Assumptology
· 3 min read

Debugging with AI: Two Strategies for Finding the Truth

When erotetics.com stopped redirecting, two AI models took radically different approaches to find the problem. One ran commands. The other tried to think.

Debugging with AI: Two Strategies for Finding the Truth

I run two websites from the same codebase: assumptology.com and erotetics.com. Both are static sites deployed to S3 via GitHub Actions, with Cloudflare in front for DNS, HTTPS, and caching. The setup is identical in architecture.

Except for one thing: assumptology.com (without the www) correctly redirected to www.assumptology.com. But erotetics.com did not redirect to www.erotetics.com. Visitors who typed the bare domain got an error page.

I knew the fix would be simple once I understood the cause. The question was: where is the redirect configured, and why is it missing for one domain but not the other?

I asked two AI models to help me debug this. What happened next was a study in two fundamentally different strategies for dealing with uncertainty.

Strategy 1: Reason from assumptions

The first model I tried — ChatGPT 5.2 Thinking — immediately began reasoning about what could be causing the problem. It constructed a mental model of the infrastructure and started generating hypotheses from first principles:

  • “It’s probably a CloudFront distribution configuration issue”
  • “You may need to set up an S3 redirect bucket for the bare domain”
  • “Check if your ACM certificate covers both the apex and www subdomain”
  • “The issue might be in your Route 53 hosted zone configuration”

Each suggestion was plausible. Each was technically correct in the sense that any of these could cause the symptom I described. But the model was reasoning from a generic understanding of AWS architecture, not from the specifics of my setup. It assumed CloudFront was involved (it wasn’t — I use Cloudflare). It assumed Route 53 (I don’t use it). It assumed the problem was in AWS (it was in Cloudflare).

The reasoning was sophisticated. The assumptions were wrong.
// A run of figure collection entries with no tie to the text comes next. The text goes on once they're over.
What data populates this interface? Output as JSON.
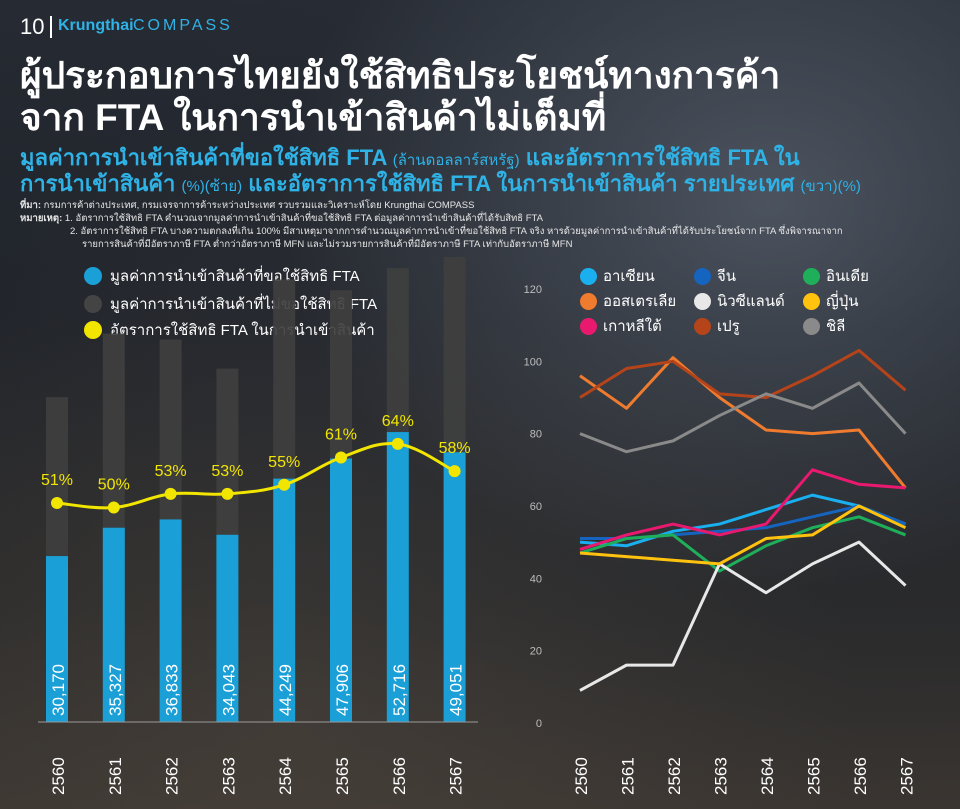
{
  "header": {
    "page_number": "10",
    "logo_primary": "Krungthai",
    "logo_secondary": "COMPASS",
    "title_line1": "ผู้ประกอบการไทยยังใช้สิทธิประโยชน์ทางการค้า",
    "title_line2": "จาก FTA ในการนำเข้าสินค้าไม่เต็มที่",
    "subtitle_line1_main": "มูลค่าการนำเข้าสินค้าที่ขอใช้สิทธิ FTA ",
    "subtitle_line1_small": "(ล้านดอลลาร์สหรัฐ)",
    "subtitle_line1_tail": " และอัตราการใช้สิทธิ FTA ใน",
    "subtitle_line2_main": "การนำเข้าสินค้า ",
    "subtitle_line2_small": "(%)(ซ้าย)",
    "subtitle_line2_tail": " และอัตราการใช้สิทธิ FTA ในการนำเข้าสินค้า รายประเทศ ",
    "subtitle_line2_small2": "(ขวา)(%)"
  },
  "notes": {
    "source_label": "ที่มา:",
    "source_text": " กรมการค้าต่างประเทศ, กรมเจรจาการค้าระหว่างประเทศ รวบรวมและวิเคราะห์โดย Krungthai COMPASS",
    "remark_label": "หมายเหตุ:",
    "remark_1": " 1. อัตราการใช้สิทธิ FTA คำนวณจากมูลค่าการนำเข้าสินค้าที่ขอใช้สิทธิ FTA ต่อมูลค่าการนำเข้าสินค้าที่ได้รับสิทธิ FTA",
    "remark_2a": "2. อัตราการใช้สิทธิ FTA บางความตกลงที่เกิน 100% มีสาเหตุมาจากการคำนวณมูลค่าการนำเข้าที่ขอใช้สิทธิ FTA จริง หารด้วยมูลค่าการนำเข้าสินค้าที่ได้รับประโยชน์จาก FTA ซึ่งพิจารณาจาก",
    "remark_2b": "รายการสินค้าที่มีอัตราภาษี FTA ต่ำกว่าอัตราภาษี MFN และไม่รวมรายการสินค้าที่มีอัตราภาษี FTA เท่ากับอัตราภาษี MFN"
  },
  "legend_left": [
    {
      "label": "มูลค่าการนำเข้าสินค้าที่ขอใช้สิทธิ FTA",
      "color": "#1a9fd6"
    },
    {
      "label": "มูลค่าการนำเข้าสินค้าที่ไม่ขอใช้สิทธิ FTA",
      "color": "#444444"
    },
    {
      "label": "อัตราการใช้สิทธิ FTA ในการนำเข้าสินค้า",
      "color": "#f2e600"
    }
  ],
  "legend_right": [
    {
      "label": "อาเซียน",
      "color": "#1ab0f0"
    },
    {
      "label": "จีน",
      "color": "#1565c0"
    },
    {
      "label": "อินเดีย",
      "color": "#1fae5a"
    },
    {
      "label": "ออสเตรเลีย",
      "color": "#ef7b2f"
    },
    {
      "label": "นิวซีแลนด์",
      "color": "#e8e8e8"
    },
    {
      "label": "ญี่ปุ่น",
      "color": "#ffc20e"
    },
    {
      "label": "เกาหลีใต้",
      "color": "#e8196f"
    },
    {
      "label": "เปรู",
      "color": "#b5441a"
    },
    {
      "label": "ชิลี",
      "color": "#8a8a8a"
    }
  ],
  "chart_data": [
    {
      "type": "bar",
      "stacked": true,
      "categories": [
        "2560",
        "2561",
        "2562",
        "2563",
        "2564",
        "2565",
        "2566",
        "2567"
      ],
      "series": [
        {
          "name": "มูลค่าการนำเข้าสินค้าที่ขอใช้สิทธิ FTA",
          "values": [
            30170,
            35327,
            36833,
            34043,
            44249,
            47906,
            52716,
            49051
          ],
          "labels": [
            "30,170",
            "35,327",
            "36,833",
            "34,043",
            "44,249",
            "47,906",
            "52,716",
            "49,051"
          ]
        },
        {
          "name": "มูลค่าการนำเข้าสินค้าที่ไม่ขอใช้สิทธิ FTA",
          "values": [
            28900,
            35300,
            32700,
            30200,
            36200,
            30600,
            29800,
            35500
          ]
        }
      ],
      "line_series": {
        "name": "อัตราการใช้สิทธิ FTA ในการนำเข้าสินค้า",
        "values": [
          51,
          50,
          53,
          53,
          55,
          61,
          64,
          58
        ],
        "labels": [
          "51%",
          "50%",
          "53%",
          "53%",
          "55%",
          "61%",
          "64%",
          "58%"
        ]
      },
      "legend_position": "top-left"
    },
    {
      "type": "line",
      "x": [
        "2560",
        "2561",
        "2562",
        "2563",
        "2564",
        "2565",
        "2566",
        "2567"
      ],
      "yticks": [
        "0",
        "20",
        "40",
        "60",
        "80",
        "100",
        "120"
      ],
      "ylim": [
        0,
        120
      ],
      "series": [
        {
          "name": "อาเซียน",
          "values": [
            50,
            49,
            53,
            55,
            59,
            63,
            60,
            55
          ]
        },
        {
          "name": "จีน",
          "values": [
            51,
            51,
            52,
            53,
            54,
            57,
            60,
            55
          ]
        },
        {
          "name": "อินเดีย",
          "values": [
            47,
            51,
            52,
            42,
            49,
            54,
            57,
            52
          ]
        },
        {
          "name": "ออสเตรเลีย",
          "values": [
            96,
            87,
            101,
            90,
            81,
            80,
            81,
            65
          ]
        },
        {
          "name": "นิวซีแลนด์",
          "values": [
            9,
            16,
            16,
            44,
            36,
            44,
            50,
            38
          ]
        },
        {
          "name": "ญี่ปุ่น",
          "values": [
            47,
            46,
            45,
            44,
            51,
            52,
            60,
            54
          ]
        },
        {
          "name": "เกาหลีใต้",
          "values": [
            48,
            52,
            55,
            52,
            55,
            70,
            66,
            65
          ]
        },
        {
          "name": "เปรู",
          "values": [
            90,
            98,
            100,
            91,
            90,
            96,
            103,
            92
          ]
        },
        {
          "name": "ชิลี",
          "values": [
            80,
            75,
            78,
            85,
            91,
            87,
            94,
            80
          ]
        }
      ],
      "legend_position": "top"
    }
  ]
}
Strategy 2: Test and eliminate

The second model — Claude — took a different approach. Before theorising, it ran diagnostic commands:

# Check what DNS records exist for both domains
dig +short assumptology.com A
dig +short erotetics.com A

# Check what actually happens when you hit each bare domain
curl -sI https://assumptology.com
curl -sI https://erotetics.com

The results were immediately revealing:

  • assumptology.com returned a 301 redirect to www.assumptology.com with Cloudflare headers (server: cloudflare, cf-ray: ...)
  • erotetics.com returned a 522 error (Cloudflare could not reach origin)

Two commands, and the hypothesis space collapsed. We now knew:

  1. The redirect was handled by Cloudflare, not S3 or CloudFront
  2. Both domains used Cloudflare (both returned cf-ray headers)
  3. assumptology.com had a redirect rule; erotetics.com did not

The fix was to find the redirect rule in Cloudflare for assumptology (it turned out to be under Page Rules) and create the same one for erotetics. Five minutes, problem solved.
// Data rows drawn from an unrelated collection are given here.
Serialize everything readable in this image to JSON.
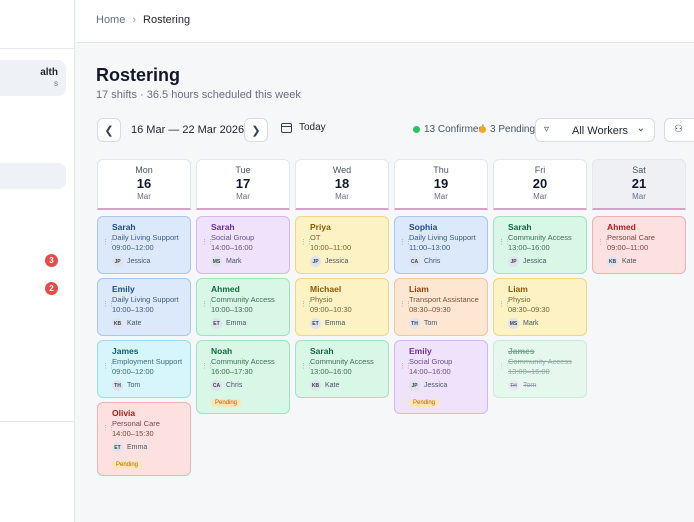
{
  "sidebar": {
    "org_name": "alth",
    "org_sub": "s",
    "badges": [
      "3",
      "2"
    ]
  },
  "breadcrumb": {
    "home": "Home",
    "current": "Rostering"
  },
  "header": {
    "title": "Rostering",
    "subtitle": "17 shifts · 36.5 hours scheduled this week"
  },
  "toolbar": {
    "date_range": "16 Mar — 22 Mar 2026",
    "today_label": "Today",
    "confirmed_label": "13 Confirmed",
    "pending_label": "3 Pending",
    "workers_filter": "All Workers",
    "icons": {
      "prev": "chevron-left-icon",
      "next": "chevron-right-icon",
      "calendar": "calendar-icon",
      "filter": "filter-icon",
      "people": "users-icon"
    }
  },
  "colors": {
    "confirmed": "#22c55e",
    "pending": "#f5a623",
    "accent": "#d7a0c8",
    "badge": "#e54b4b"
  },
  "days": [
    {
      "name": "Mon",
      "num": "16",
      "month": "Mar"
    },
    {
      "name": "Tue",
      "num": "17",
      "month": "Mar"
    },
    {
      "name": "Wed",
      "num": "18",
      "month": "Mar"
    },
    {
      "name": "Thu",
      "num": "19",
      "month": "Mar"
    },
    {
      "name": "Fri",
      "num": "20",
      "month": "Mar"
    },
    {
      "name": "Sat",
      "num": "21",
      "month": "Mar"
    }
  ],
  "shifts": {
    "mon": [
      {
        "name": "Sarah",
        "type": "Daily Living Support",
        "time": "09:00–12:00",
        "initials": "JP",
        "worker": "Jessica"
      },
      {
        "name": "Emily",
        "type": "Daily Living Support",
        "time": "10:00–13:00",
        "initials": "KB",
        "worker": "Kate"
      },
      {
        "name": "James",
        "type": "Employment Support",
        "time": "09:00–12:00",
        "initials": "TH",
        "worker": "Tom"
      },
      {
        "name": "Olivia",
        "type": "Personal Care",
        "time": "14:00–15:30",
        "initials": "ET",
        "worker": "Emma",
        "status": "Pending"
      }
    ],
    "tue": [
      {
        "name": "Sarah",
        "type": "Social Group",
        "time": "14:00–16:00",
        "initials": "MS",
        "worker": "Mark"
      },
      {
        "name": "Ahmed",
        "type": "Community Access",
        "time": "10:00–13:00",
        "initials": "ET",
        "worker": "Emma"
      },
      {
        "name": "Noah",
        "type": "Community Access",
        "time": "16:00–17:30",
        "initials": "CA",
        "worker": "Chris",
        "status": "Pending"
      }
    ],
    "wed": [
      {
        "name": "Priya",
        "type": "OT",
        "time": "10:00–11:00",
        "initials": "JP",
        "worker": "Jessica"
      },
      {
        "name": "Michael",
        "type": "Physio",
        "time": "09:00–10:30",
        "initials": "ET",
        "worker": "Emma"
      },
      {
        "name": "Sarah",
        "type": "Community Access",
        "time": "13:00–16:00",
        "initials": "KB",
        "worker": "Kate"
      }
    ],
    "thu": [
      {
        "name": "Sophia",
        "type": "Daily Living Support",
        "time": "11:00–13:00",
        "initials": "CA",
        "worker": "Chris"
      },
      {
        "name": "Liam",
        "type": "Transport Assistance",
        "time": "08:30–09:30",
        "initials": "TH",
        "worker": "Tom"
      },
      {
        "name": "Emily",
        "type": "Social Group",
        "time": "14:00–16:00",
        "initials": "JP",
        "worker": "Jessica",
        "status": "Pending"
      }
    ],
    "fri": [
      {
        "name": "Sarah",
        "type": "Community Access",
        "time": "13:00–16:00",
        "initials": "JP",
        "worker": "Jessica"
      },
      {
        "name": "Liam",
        "type": "Physio",
        "time": "08:30–09:30",
        "initials": "MS",
        "worker": "Mark"
      },
      {
        "name": "James",
        "type": "Community Access",
        "time": "13:00–16:00",
        "initials": "TH",
        "worker": "Tom",
        "status": "Cancelled"
      }
    ],
    "sat": [
      {
        "name": "Ahmed",
        "type": "Personal Care",
        "time": "09:00–11:00",
        "initials": "KB",
        "worker": "Kate"
      }
    ]
  }
}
What this tells us about assumptions

The difference between the two approaches was not intelligence — both models are highly capable. The difference was in how each handled what it didn’t know.

Reasoning from assumptions is powerful when your assumptions are correct. If I had been using CloudFront and Route 53, the first model’s suggestions would have been spot on. But the model didn’t check whether its assumptions held. It treated its generic mental model of “how AWS static sites usually work” as ground truth and reasoned forward from there.

Testing assumptions is slower per step but faster to the answer. By running two curl commands, we didn’t need to reason about whether CloudFront was involved, or whether the certificate was misconfigured, or whether S3 was set up correctly. We simply observed what was happening and let the evidence constrain the hypothesis space.

This is a pattern that shows up everywhere in debugging, and in thinking more generally:

  • Assumption-first reasoning expands the space of possibilities. Each plausible explanation generates sub-hypotheses, and you can spend a long time exploring branches that don’t apply to your situation.
  • Evidence-first reasoning contracts the space of possibilities. Each observation eliminates entire categories of explanation, converging quickly on the actual cause.

The meta-assumption

There’s an irony here. The model that tried to reason its way to the answer was making an assumption about the best strategy for solving the problem: that the fastest path is to think harder. The model that ran commands was making a different assumption: that the fastest path is to look.

In debugging, looking almost always wins. The real world is full of configurations, edge cases, and historical decisions that no amount of reasoning can recover. The gatepost was already there in the wall — we just needed to walk over and see it.

As Yogi Berra may or may not have said: “You can observe a lot by watching.”